When initializing via a node script you have a couple of additional options opposed to running sync from the CLI. In most cases running the command watch will suffice but for those who may want to manipulate files in transit or for additional control the API ships with the following:

| Option | Type | Default | | ------------- | -------- | ---------- | | resource | string | Required | | target | string | Required | | dir | string | 'theme' | | concurrency | Number | 20 | | forceIgnore | Boolean | true | | ignore | Array | [] | | callback | Function | () |

resource The resource option is a required option and is the first argument that is passed in. There are 3 available resources to call, they are: watch, upload or download.

dir The dir option defaults to theme and is the directory that the sync will watch, upload or download modified or changed files from. The watch resource will only accept a directory that resides within the root of your project.

target The target option is required and is the reference point to your Shopify stores API credentials. The target defined here should reflect the target_name property defined in your config file.

concurrency The concurrency option defaults to 20. This option will allow you to set a number of parallel requests to run when uploading or downloading theme files. Please note that all asset syncs are executed asynchronously.

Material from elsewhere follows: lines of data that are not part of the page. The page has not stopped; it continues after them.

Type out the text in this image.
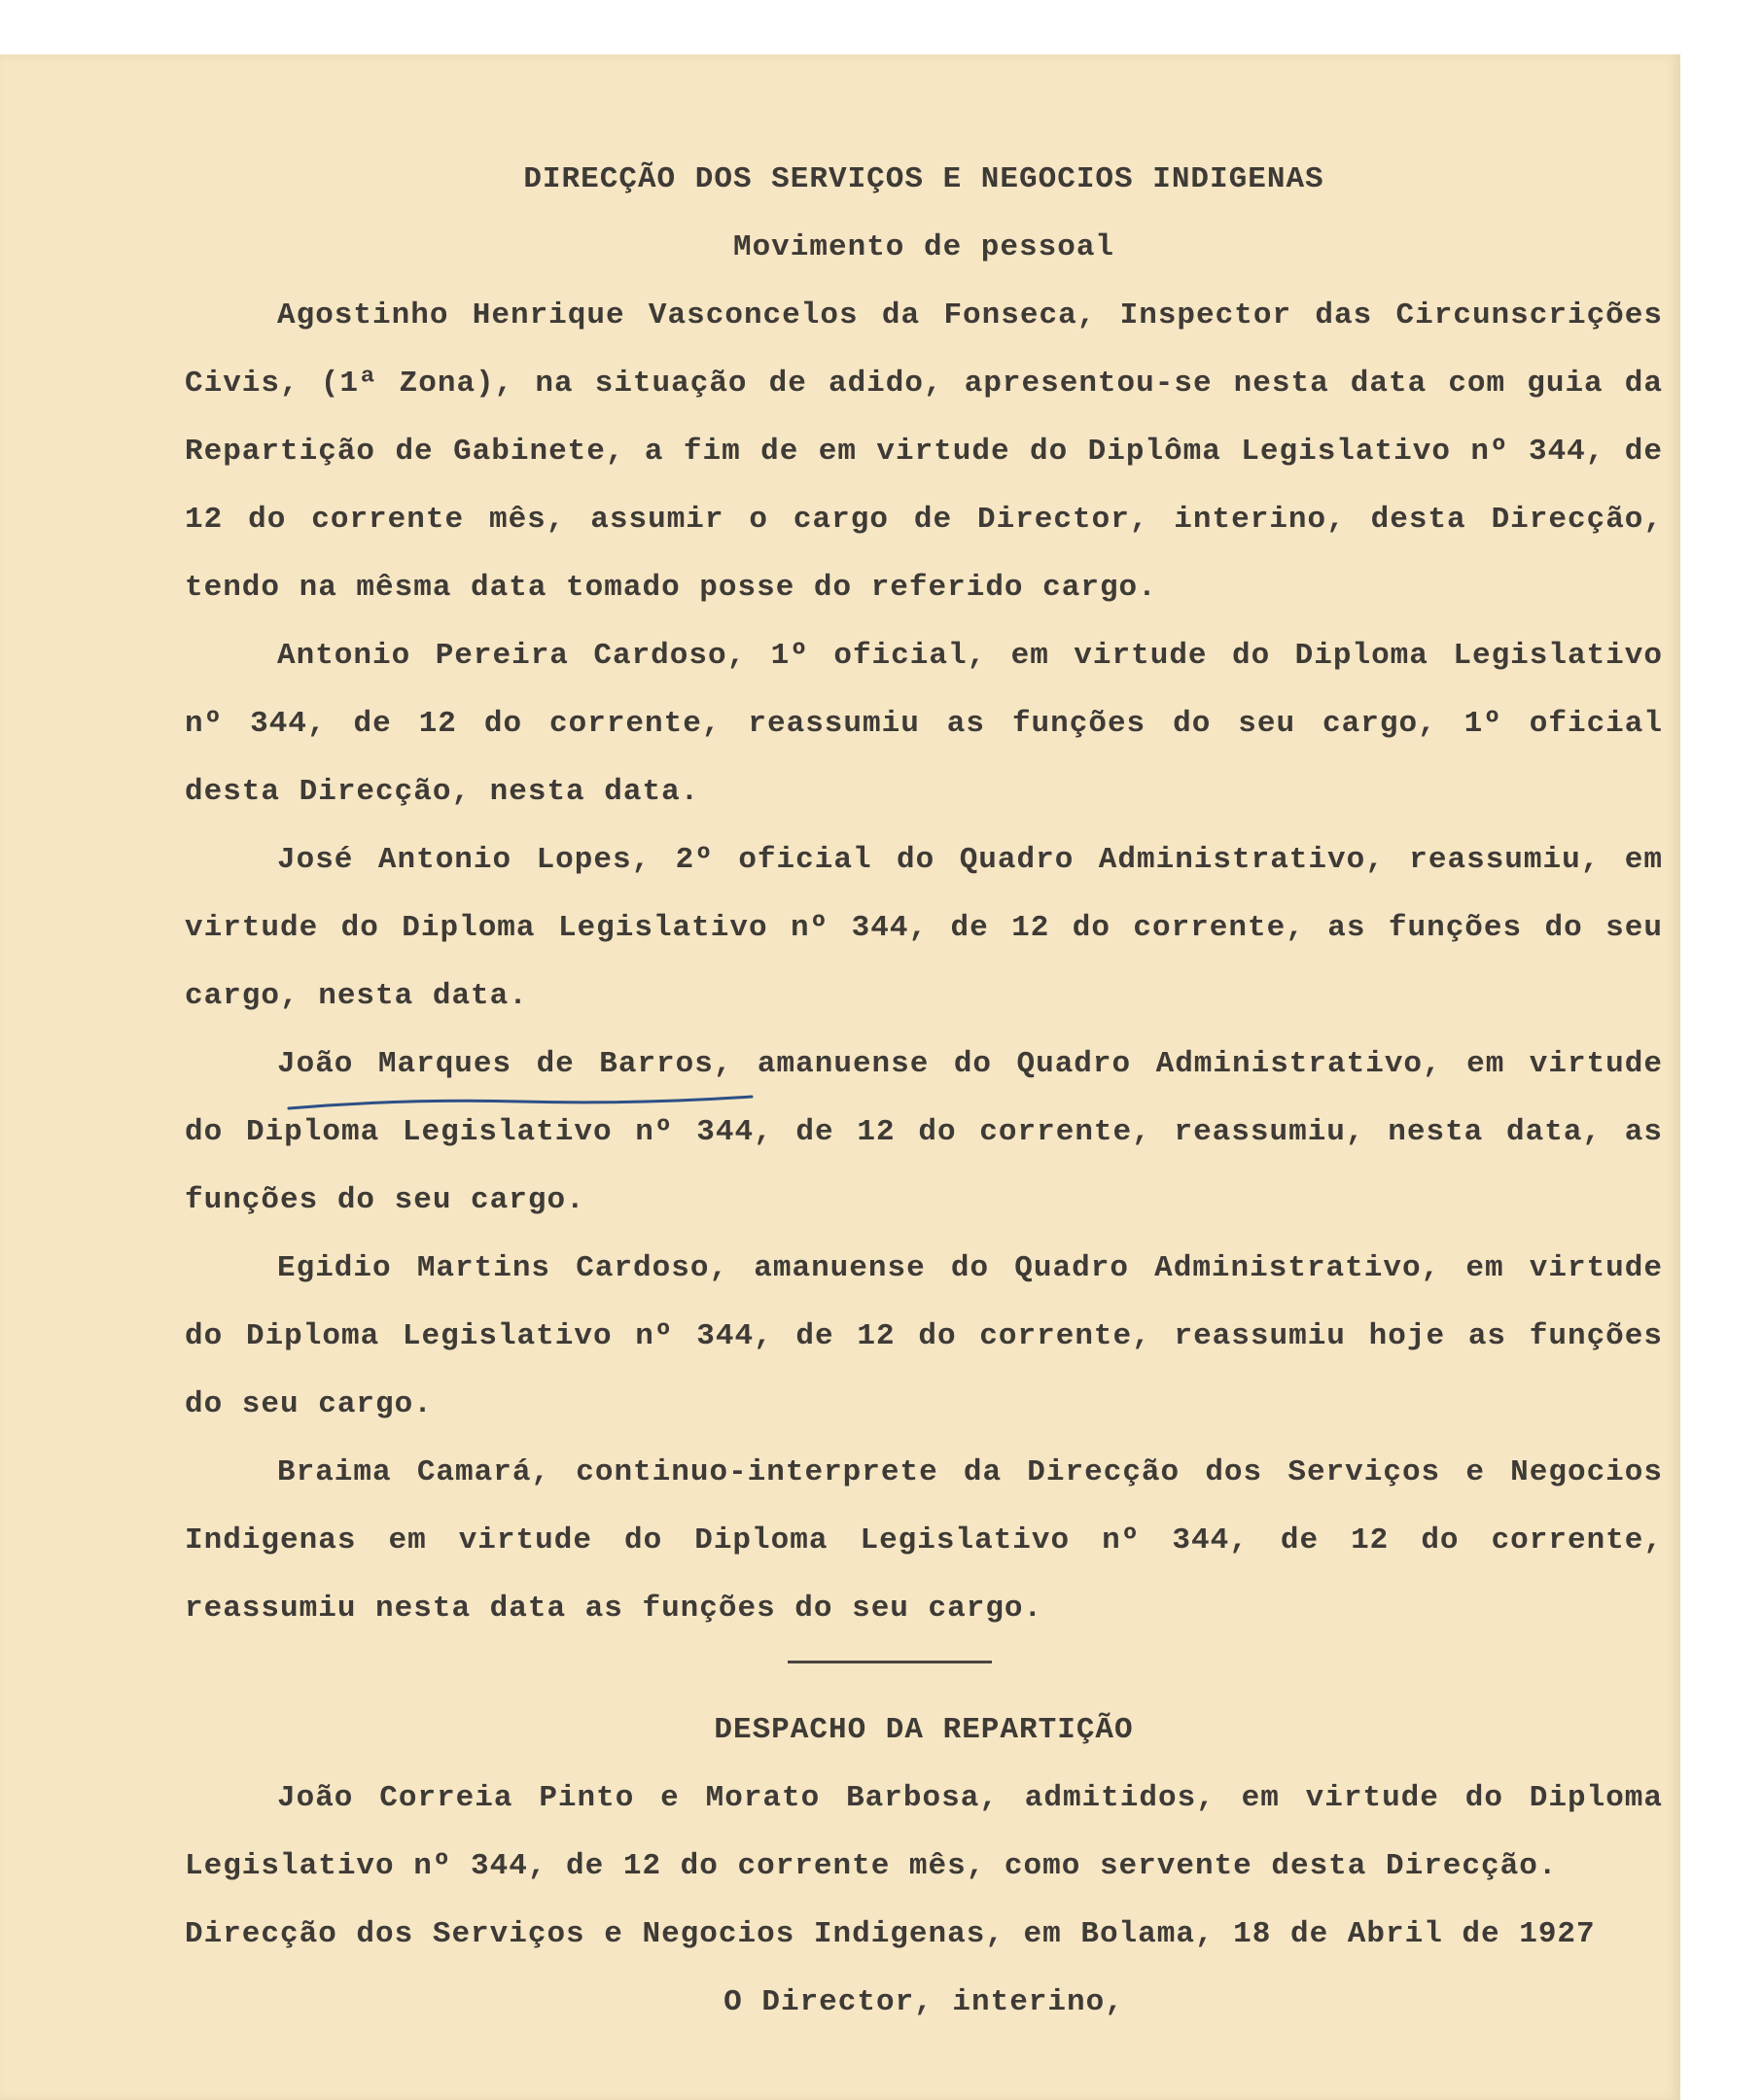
DIRECÇÃO DOS SERVIÇOS E NEGOCIOS INDIGENAS
Movimento de pessoal

Agostinho Henrique Vasconcelos da Fonseca, Inspector das Circunscrições Civis, (1ª Zona), na situação de adido, apresentou-se nesta data com guia da Repartição de Gabinete, a fim de em virtude do Diplôma Legislativo nº 344, de 12 do corrente mês, assumir o cargo de Director, interino, desta Direcção, tendo na mêsma data tomado posse do referido cargo.

Antonio Pereira Cardoso, 1º oficial, em virtude do Diploma Legislativo nº 344, de 12 do corrente, reassumiu as funções do seu cargo, 1º oficial desta Direcção, nesta data.

José Antonio Lopes, 2º oficial do Quadro Administrativo, reassumiu, em virtude do Diploma Legislativo nº 344, de 12 do corrente, as funções do seu cargo, nesta data.

João Marques de Barros, amanuense do Quadro Administrativo, em virtude do Diploma Legislativo nº 344, de 12 do corrente, reassumiu, nesta data, as funções do seu cargo.

Egidio Martins Cardoso, amanuense do Quadro Administrativo, em virtude do Diploma Legislativo nº 344, de 12 do corrente, reassumiu hoje as funções do seu cargo.

Braima Camará, continuo-interprete da Direcção dos Serviços e Negocios Indigenas em virtude do Diploma Legislativo nº 344, de 12 do corrente, reassumiu nesta data as funções do seu cargo.

DESPACHO DA REPARTIÇÃO

João Correia Pinto e Morato Barbosa, admitidos, em virtude do Diploma Legislativo nº 344, de 12 do corrente mês, como servente desta Direcção.

Direcção dos Serviços e Negocios Indigenas, em Bolama, 18 de Abril de 1927

O Director, interino,
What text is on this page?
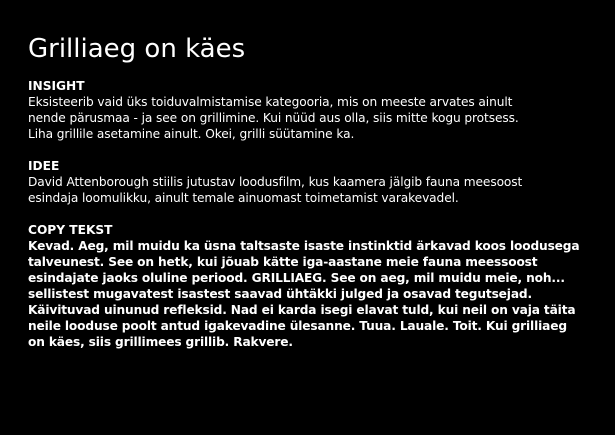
Grilliaeg on käes
INSIGHT
Eksisteerib vaid üks toiduvalmistamise kategooria, mis on meeste arvates ainult
nende pärusmaa - ja see on grillimine. Kui nüüd aus olla, siis mitte kogu protsess.
Liha grillile asetamine ainult. Okei, grilli süütamine ka.
IDEE
David Attenborough stiilis jutustav loodusfilm, kus kaamera jälgib fauna meesoost
esindaja loomulikku, ainult temale ainuomast toimetamist varakevadel.
COPY TEKST
Kevad. Aeg, mil muidu ka üsna taltsaste isaste instinktid ärkavad koos loodusega
talveunest. See on hetk, kui jõuab kätte iga-aastane meie fauna meessoost
esindajate jaoks oluline periood. GRILLIAEG. See on aeg, mil muidu meie, noh...
sellistest mugavatest isastest saavad ühtäkki julged ja osavad tegutsejad.
Käivituvad uinunud refleksid. Nad ei karda isegi elavat tuld, kui neil on vaja täita
neile looduse poolt antud igakevadine ülesanne. Tuua. Lauale. Toit. Kui grilliaeg
on käes, siis grillimees grillib. Rakvere.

forceIgnore Forcefully ignores files from the chokidar instance which will prevent them from being read and printing to stdout. This option is recommended if you are ignoring a large quantity of files and want to keep your logs clean.

ignore The ignore option accepts an array of files. You must use full path (theme/assets/*.map) glob patterns.

callback A callback function executed post transfer. Access the passed in file path and its content via the functions this scope. this.file will return the parsed file path and this.content will supply you with a Buffer of the files contents, eg:

{
   file: {
      root: String,
      dir: String,
      base: String,
      ext: String,
      name: String
   },
   content: <Buffer>
}

Use this.content.toString() to return the file content as a string opposed to Buffer.

Contributing

This project uses pnpm (because pnpm is dope and pnpm does dope shit) - Fork the project, run pnpm i and you're good to go. If you're using Yarn like the rest of the plebs or npm like the boomers then you will still need to install pnpm.

Changelog

Refer to the Changelog for each per-version update and/or fixes.